The film begins when John (Aaron Johnson) is a teenager. The sudden death of his uncle leads to a reunion with his mother Julia (Anne-Marie Duff) whom he has barely seen since she abandoned him (in circumstances that the film later delves into at its emotional climax). Governed by the strict rules of his aunt Mimi (Kristin Scott Thomas) at home, John escapes to clandestine meetings with Julia and it is through her that his passion for rock music develops.

Julia is obviously some sort of manic depressive, passionately dancing away one moment and in floods of tears refusing to answer the door to John the next. Duff captures this instability with just the right balance of normal and volatile behaviour whilst David Morrissey as her new husband has a small but apt comic turn. However it’s Scott Thomas who really steals the show, as a strict parental figure for John she is incredibly daunting but her emotional performance shows this is purely out of love for John. Meanwhile Johnson himself is fairly credible, combining Lennon’s infamous sarcasm with charm and charisma in both his mannerisms and musical performances.

Writer Matt Greenhalgh penned the well-regarded Ian Curtis biopic Control and thus is used to the music star context. The Nowhere Boy script effectively juxtaposes the emotional plot with a sufficient amount of jokes but the musical performances of Lennon and the quarrymen feel slightly dotted around the story and don’t quite gel. 1950’s Liverpool is recreated down to a tee, and this emotional teen focused story set within a period piece made me constantly compare the film to the recent film An Education. It seems that the British film industry is finding its latest successes in making dramas about youth, whether they be the youth of today in films like Fish Tank or of the past such as in these two films.

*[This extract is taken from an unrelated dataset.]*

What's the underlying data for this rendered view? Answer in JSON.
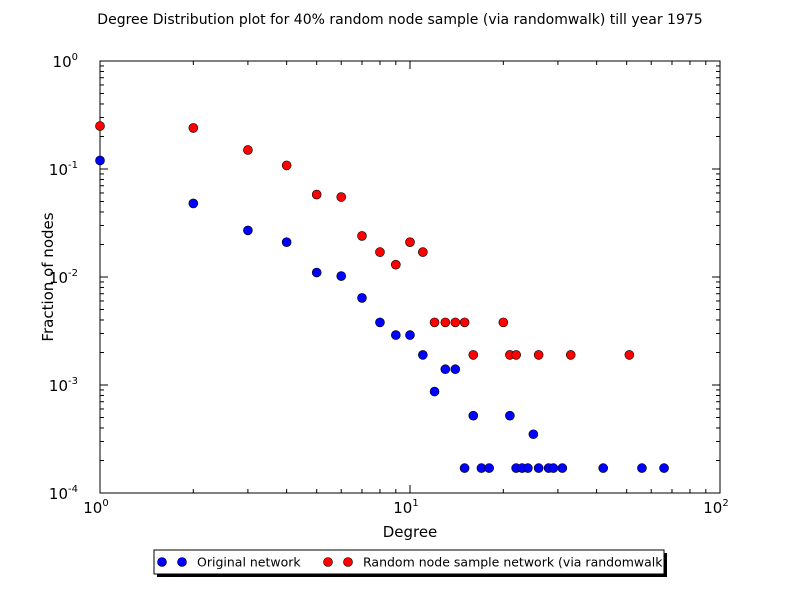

Sam Taylor Woods short film Love you More was nominated for the Palme d’Or at Cannes last year and at the Q and A after the screening she revealed that after this she basically had her pick of scripts. Many people will be surprised how mainstream a film she has chosen for her first feature, coming from a Turner Prize nominated artist. The film premiered at this years London Film Festival so comparisons will be drawn to another Turner Prize nominee (and winner) Steve Mcqueens whose Hunger also got a gale screening at last years LFF, but Hunger is a much more of an abstractive artists piece than this linear film which will have wide appeal.

Nowhere Boy is a film that will definitely aspire to get a cult status especially with die hard Beatles fans, but it will disappoint those who are looking for a film more determinedly about The Beatles and their music. Seen as a British film rather than a music biopic though, this is an enjoyable, humorous and surprising film. The only real let down is the occasionally sloppy Liverpool accents – and this can simply be put down to Taylor Woods inexperience. Nowhere Boy is out now in the UK and is a beautifully filmed and woven piece of storytelling that I heartily recommend.